Колхоз держался из последних сил, постепенно угасая, и деревня год от года вымирала — и непонятно было, когда-нибудь остановится этот процесс или все так и вымрет бесповоротно. Еще кое-где оставались дома с такими же, как и их пара уходящими стариками. Молодые почти все разъехались уже как несколько лет кряду – все по городам теперь, там строят новую жизнь. Правда, несколько молодняка все же осталось на родной земле, но и те думали отчаливать на иные земли за неимением лучших перспектив.
Дед Саша и баба Маша никуда не хотели отчаливать.

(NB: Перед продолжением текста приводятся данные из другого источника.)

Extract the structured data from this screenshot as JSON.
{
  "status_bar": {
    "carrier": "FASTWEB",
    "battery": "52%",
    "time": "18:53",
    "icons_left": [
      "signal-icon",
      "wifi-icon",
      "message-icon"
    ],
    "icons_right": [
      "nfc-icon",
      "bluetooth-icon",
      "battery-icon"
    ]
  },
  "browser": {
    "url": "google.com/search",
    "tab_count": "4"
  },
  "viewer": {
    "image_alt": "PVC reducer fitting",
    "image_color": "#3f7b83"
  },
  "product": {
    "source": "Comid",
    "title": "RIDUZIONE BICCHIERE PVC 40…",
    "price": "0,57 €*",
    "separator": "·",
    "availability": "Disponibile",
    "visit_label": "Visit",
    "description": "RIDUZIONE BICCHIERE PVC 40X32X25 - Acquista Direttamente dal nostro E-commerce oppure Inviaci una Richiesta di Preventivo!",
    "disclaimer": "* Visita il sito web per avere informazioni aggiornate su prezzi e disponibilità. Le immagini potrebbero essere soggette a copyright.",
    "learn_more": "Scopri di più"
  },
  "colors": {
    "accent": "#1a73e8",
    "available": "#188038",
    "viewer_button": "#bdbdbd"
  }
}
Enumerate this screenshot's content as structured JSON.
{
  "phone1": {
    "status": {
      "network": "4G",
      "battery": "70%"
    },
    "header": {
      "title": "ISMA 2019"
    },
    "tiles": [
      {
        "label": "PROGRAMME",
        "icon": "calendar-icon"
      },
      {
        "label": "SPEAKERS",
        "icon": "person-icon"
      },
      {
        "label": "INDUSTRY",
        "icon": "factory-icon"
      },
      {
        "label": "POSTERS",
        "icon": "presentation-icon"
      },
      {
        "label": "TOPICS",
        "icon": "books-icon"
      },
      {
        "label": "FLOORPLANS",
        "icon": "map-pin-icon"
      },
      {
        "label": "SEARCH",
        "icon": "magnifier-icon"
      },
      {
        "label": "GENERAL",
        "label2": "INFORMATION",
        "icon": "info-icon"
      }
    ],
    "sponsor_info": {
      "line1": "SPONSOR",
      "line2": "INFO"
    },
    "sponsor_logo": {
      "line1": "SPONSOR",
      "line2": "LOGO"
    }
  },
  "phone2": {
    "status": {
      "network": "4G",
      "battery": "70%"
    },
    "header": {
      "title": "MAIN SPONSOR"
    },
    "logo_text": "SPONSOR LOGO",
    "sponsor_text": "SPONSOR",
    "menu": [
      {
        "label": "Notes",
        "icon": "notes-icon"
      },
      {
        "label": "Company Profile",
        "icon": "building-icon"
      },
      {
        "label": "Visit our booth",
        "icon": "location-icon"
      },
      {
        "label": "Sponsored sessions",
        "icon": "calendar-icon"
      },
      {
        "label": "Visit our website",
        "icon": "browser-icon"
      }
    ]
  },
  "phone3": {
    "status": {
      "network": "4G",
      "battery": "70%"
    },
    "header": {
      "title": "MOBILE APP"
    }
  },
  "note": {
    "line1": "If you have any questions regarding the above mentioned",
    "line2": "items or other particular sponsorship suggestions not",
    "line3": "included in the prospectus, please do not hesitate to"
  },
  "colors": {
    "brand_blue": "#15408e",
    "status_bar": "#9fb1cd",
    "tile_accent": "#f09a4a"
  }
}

— Помру на родной земле, никуда меня не стащить отсюда! — так говаривал дед свой жене в отчаянном монологе. – До чего ж довели страну, до чего ж докатились, изуверы! — вещал дед, заливая горькой правду бытия и опуская глаза, чтобы не видеть этих черных забитых соседских окон вдоль их улицы. – Порубил бы их всех, суки продажные, всех на куски за это предательство!
И теперь, только появившись из-за угла он заматерился:
— А, приехали, внучаточки мои родненькие! Приехали, городские да голодные, пожрать из своих городских трущоб , видать, приехали, так ведь? – и подмигивая старшему Севке подошел к калитке навстречу внукам. – Ну что, открывай, бабка, ворота, да распахивай свои закрома укромные, давай внуков потчивать! Да и мне, Мань, не забудь налить, поняла?..
— Жарко нынче, проходите, пить, наверное, охота? – заобнимала баба Маша первого, самого высокого Севку. – О, какой стал великан-то, смотри, дед! Весь в меня да тебя пошел – крупная порода, наша порода-то, не городская, сразу видать! Эх, проходите, милки мои, проходите родненькие! А ты, красавец, чо так худ-то, а? – она протрепала второго внука за тощие плечи, а внучка тем временем нырнув в калитку обняла бабу за ее цветастую длинную юбку, почувствовав крепкие и довольно сухие бабины ноги под ней.
— Бабулечка моя, бабуля, бабушка моя, — запричитала Танька в свойственной ей манере, но теперь не так как с братьями по пути, а с нежностью и лаской в голосе. – Бабулечка, а поведи меня на речку, если эти не пойдут сегодня, поведи меня, а?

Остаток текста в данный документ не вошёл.